The constantly high levels of insulin overwhelm the brain, and it becomes less responsive to the signaling hormone.
This impairs the ability to think and form memories, then leads to permanent neural damage.
It has been confirmed that a disrupted insulin system can lead to Alzheimer's symptoms.
Other research shows that triggering diabetes in rabbits creates brain changes.

Further investigation confirms that the brains of people with Alzheimer's disease are insulin resistant; insulin signaling becomes paralyzed.
Insulin and beta-amyloid are both broken down by the same enzyme.
Normally, the enzyme can handle both, but if too much insulin is present, the enzyme is overwhelmed and the beta-amyloid is neglected and begins to accumulate--possibly into the toxic plaques that kill brain cells.
It has been found that clusters of the toxic beta-amyloids attack and destroy brain tissue covered in insulin receptors; the result is immediate cognitive impairment.
The insulin resistance encourages cells to make addition beta-amyloid, which harms more brain cells--triggering a vicious cycle.

Diabetes in the United States
This result of this research is of concern, because in the United States 19 million people have been diagnosed with diabetes, and 79 million are considered pre-diabetic,showing signs of insulin resistance.
Even if a person does not develop diabetes, an unhealthy diet may set the stage for brain degeneration.

A therapy in which insulin is delivered to the brain through the nose shows initial promise.
The glucose metabolism in these patients improved, and memory and attention span were increased.

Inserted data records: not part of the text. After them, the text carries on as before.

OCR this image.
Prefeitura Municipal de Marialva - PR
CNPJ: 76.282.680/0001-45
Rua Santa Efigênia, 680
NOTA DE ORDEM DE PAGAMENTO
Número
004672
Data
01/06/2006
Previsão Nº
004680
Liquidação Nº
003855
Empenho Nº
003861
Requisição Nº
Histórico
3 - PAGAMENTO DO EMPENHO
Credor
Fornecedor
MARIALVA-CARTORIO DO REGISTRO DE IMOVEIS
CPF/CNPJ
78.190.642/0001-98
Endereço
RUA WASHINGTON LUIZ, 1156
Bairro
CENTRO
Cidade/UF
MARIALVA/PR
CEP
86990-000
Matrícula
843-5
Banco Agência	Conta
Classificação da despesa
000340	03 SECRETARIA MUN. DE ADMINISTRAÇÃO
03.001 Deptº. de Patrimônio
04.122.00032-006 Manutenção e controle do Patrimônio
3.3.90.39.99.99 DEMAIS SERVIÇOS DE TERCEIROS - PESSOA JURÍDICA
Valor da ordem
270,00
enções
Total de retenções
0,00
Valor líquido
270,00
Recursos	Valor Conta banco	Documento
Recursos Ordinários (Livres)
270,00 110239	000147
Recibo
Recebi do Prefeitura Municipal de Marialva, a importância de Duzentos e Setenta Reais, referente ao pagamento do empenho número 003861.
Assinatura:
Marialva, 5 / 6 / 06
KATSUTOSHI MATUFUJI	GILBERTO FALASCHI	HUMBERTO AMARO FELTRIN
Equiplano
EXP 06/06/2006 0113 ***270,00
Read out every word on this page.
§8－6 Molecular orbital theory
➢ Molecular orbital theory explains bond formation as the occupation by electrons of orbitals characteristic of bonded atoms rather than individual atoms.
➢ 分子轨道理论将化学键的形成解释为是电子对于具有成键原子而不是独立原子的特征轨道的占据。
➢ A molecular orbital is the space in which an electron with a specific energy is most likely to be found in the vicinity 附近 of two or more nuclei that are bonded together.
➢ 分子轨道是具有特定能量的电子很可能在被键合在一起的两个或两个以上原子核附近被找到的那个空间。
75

Maintaining a healthy diet and weight control seems to be a path to ward off cognitive degeneration.
Restricting harmful fats and sweet foods may help reduce Alzheimer's disease.
Increasing omega-3 fatty acid in the diet may help the brain manage insulin efficiently.
Exercise can promote the body to overcome insulin resistance; regular physical activity has been shown to reduce the risk of Alzheimer's disease by 40%

Type 1 diabetes.
Only 5% of those with diabetes have Type 1, which typically is diagnosed in children and young adults.
The body attacks the insulin-producing cells in the pancreas--making it unable to regulate blood sugar.
Insulin therapy is needed for these patients to survive.

Type 2 diabetes
This is the most common.
Either the pancreas does not produce insulin--or the muscle, liver, and fat cells ignore insulin.
This leads to high blood sugar levels and increased risks of heart disease, stroke, blindness, nerve damages, and amputation.

Type 3 diabetes
This new category refers to Alzheimer's disease,which may arise when brain tissue becomes insulin resistant.
It is similar to Type 2 diabetes, but primarily targets the brain.